Montana’s largest utility company has garnered approval from the state’s utility board to restructure its multi-state operation.
Last June, NorthWestern Energy asked regulators to separate its operations in Montana from its business in South Dakota and Nebraska, asserting that the restructuring will insulate Montana ratepayers and provide Montana regulators with a more focused look at relevant operations.
The Federal Energy Regulatory Commission and utility regulators in Nebraska and South Dakota signed off on NorthWestern’s plans last year. Approval from the Montana Public Service Commission, which regulates investor-owned utility companies to balance their financial health with the interests of captive ratepayers, was the final hurdle before NorthWestern. On Feb. 21, the PSC unanimously approved the agreement NorthWestern had reached with organizations that have a stake in the company’s operations and financial structure.
Per the agreement, NorthWestern’s utility operations in Montana will become separate, wholly owned subsidiaries of a newly formed holding company, NorthWestern Energy Group, Inc. The Montana segment of the company — which makes up the bulk of NorthWestern’s operations — will be managed by NorthWestern Corporation. The company’s electricity and natural gas operations in South Dakota and Nebraska will be run by another newly formed subsidiary, NorthWestern Energy Prairies Corporation.
In its June 2022 application, the South Dakota-based company said the reorganization will not harm customers and NorthWestern “will continue to provide the same services at the same rates.” It also says its plan will “serve the public interest by increasing the protections afforded to Montana public utility customers by isolating and insulating the Montana public utility in its own corporate entity, separate and distinct from NorthWestern’s other utility operations.”

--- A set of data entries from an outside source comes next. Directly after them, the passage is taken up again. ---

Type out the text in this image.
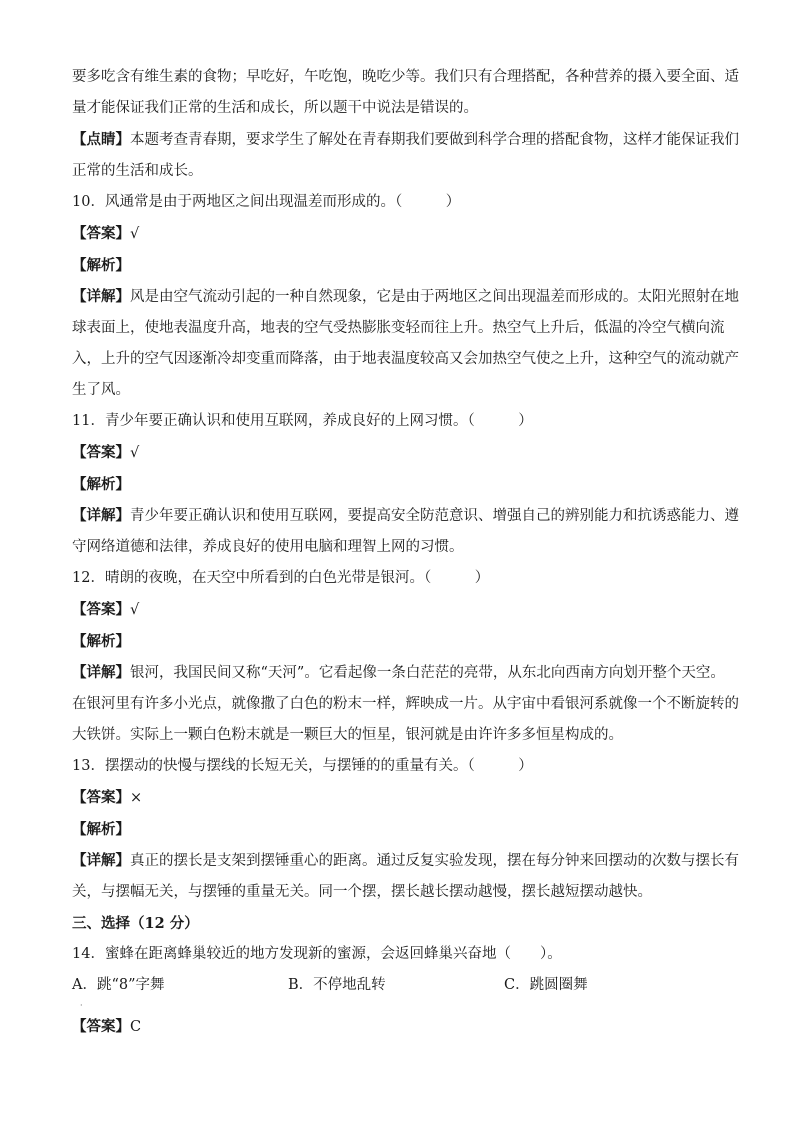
要多吃含有维生素的食物；早吃好，午吃饱，晚吃少等。我们只有合理搭配，各种营养的摄入要全面、适
量才能保证我们正常的生活和成长，所以题干中说法是错误的。
【点睛】本题考查青春期，要求学生了解处在青春期我们要做到科学合理的搭配食物，这样才能保证我们
正常的生活和成长。
10．风通常是由于两地区之间出现温差而形成的。（　　　）
【答案】√
【解析】
【详解】风是由空气流动引起的一种自然现象，它是由于两地区之间出现温差而形成的。太阳光照射在地
球表面上，使地表温度升高，地表的空气受热膨胀变轻而往上升。热空气上升后，低温的冷空气横向流
入，上升的空气因逐渐冷却变重而降落，由于地表温度较高又会加热空气使之上升，这种空气的流动就产
生了风。
11．青少年要正确认识和使用互联网，养成良好的上网习惯。（　　　）
【答案】√
【解析】
【详解】青少年要正确认识和使用互联网，要提高安全防范意识、增强自己的辨别能力和抗诱惑能力、遵
守网络道德和法律，养成良好的使用电脑和理智上网的习惯。
12．晴朗的夜晚，在天空中所看到的白色光带是银河。（　　　）
【答案】√
【解析】
【详解】银河，我国民间又称“天河”。它看起像一条白茫茫的亮带，从东北向西南方向划开整个天空。
在银河里有许多小光点，就像撒了白色的粉末一样，辉映成一片。从宇宙中看银河系就像一个不断旋转的
大铁饼。实际上一颗白色粉末就是一颗巨大的恒星，银河就是由许许多多恒星构成的。
13．摆摆动的快慢与摆线的长短无关，与摆锤的的重量有关。（　　　）
【答案】×
【解析】
【详解】真正的摆长是支架到摆锤重心的距离。通过反复实验发现，摆在每分钟来回摆动的次数与摆长有
关，与摆幅无关，与摆锤的重量无关。同一个摆，摆长越长摆动越慢，摆长越短摆动越快。
三、选择（12 分）
14．蜜蜂在距离蜂巢较近的地方发现新的蜜源，会返回蜂巢兴奋地（　　）。
A．跳“8”字舞	B．不停地乱转	C．跳圆圈舞
·
【答案】C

NorthWestern spokesperson Jo Dee Black told Montana Free Press in January that the kind of corporate structure NorthWestern will create is considered a best practice for companies working in the public energy industry. She noted that other regulated utility companies in the state have undergone similar restructuring. That includes MDU Resources Group, which provides electricity and natural gas service in a four-state area under one subsidiary (Montana-Dakota Utilities) and construction services under another subsidiary (Knife River Construction).
The commission’s decision also effectively dissolves a 2004 agreement between the company and the Montana Consumer Counsel designed to protect Montana ratepayers from undue risk following the company’s Chapter 11 –– reorganization — bankruptcy in 2003.
“NorthWestern has demonstrated from its actions and commitments that it is a much different company than the one that encountered financial difficulties 20 years ago,” NorthWestern attorney Timothy Olsen wrote in the company’s application.
The PSC had scheduled a full-day hearing on Jan. 11 to discuss the restructuring application, but canceled it after NorthWestern reached an agreement with intervening parties that had proposed revised or additional measures to protect NorthWestern’s customers.
The Montana Consumer Counsel, for example, had asked for limitations on the disposal or transfer of assets over $5 million, restrictions on dividend payouts, and the formation of a “special purpose entity” with an independent director capable of vetoing any bankruptcy decisions. Such restrictions are front-of-mind for energy industry hawks who witnessed the late 1990s deregulation debacle that contributed to the bankruptcy of a nearly 90-year-old company, Montana Power. That foray into utility deregulation left a sour taste in Montanans’ mouths.
Some, but not all, of MCC’s requests are included in the final settlement.
Per the agreement and PSC order, the Montana utility portion of the business will not be able to issue dividends to shareholders if its equity falls below 40% of its total capital structure, a move to encourage fiscal prudence and ensure the company is servicing debt before funneling cash to shareholders in the form of dividends. The merger, sale, transfer or consolidation of the Montana utility business requires prior approval from the PSC, per the agreement, and the PSC will have access to the Montana utility’s books and credit ratings.
The order also requires NorthWestern to develop a cost allocation model to encourage transparency and ensure that the public utility piece of the company’s business is not unfairly subsidizing non-regulated affiliate operations. NorthWestern is required to submit its first cost allocation model to the commission by early June.
The agreement also specifies that NorthWestern won’t be able to roll costs associated with the corporate restructuring into its customers’ rates. Those costs include legal and consulting fees, the reissuance of stock certificates and the production and distribution of material related to the name change.
When the restructuring application came before the South Dakota Public Utilities Commission in August, an attorney for NorthWestern told regulators that the Prairies Corporation and NorthWestern Corporation would be overseen by the existing executive team, and she anticipated the split would be “completely invisible to our regulators and customers.”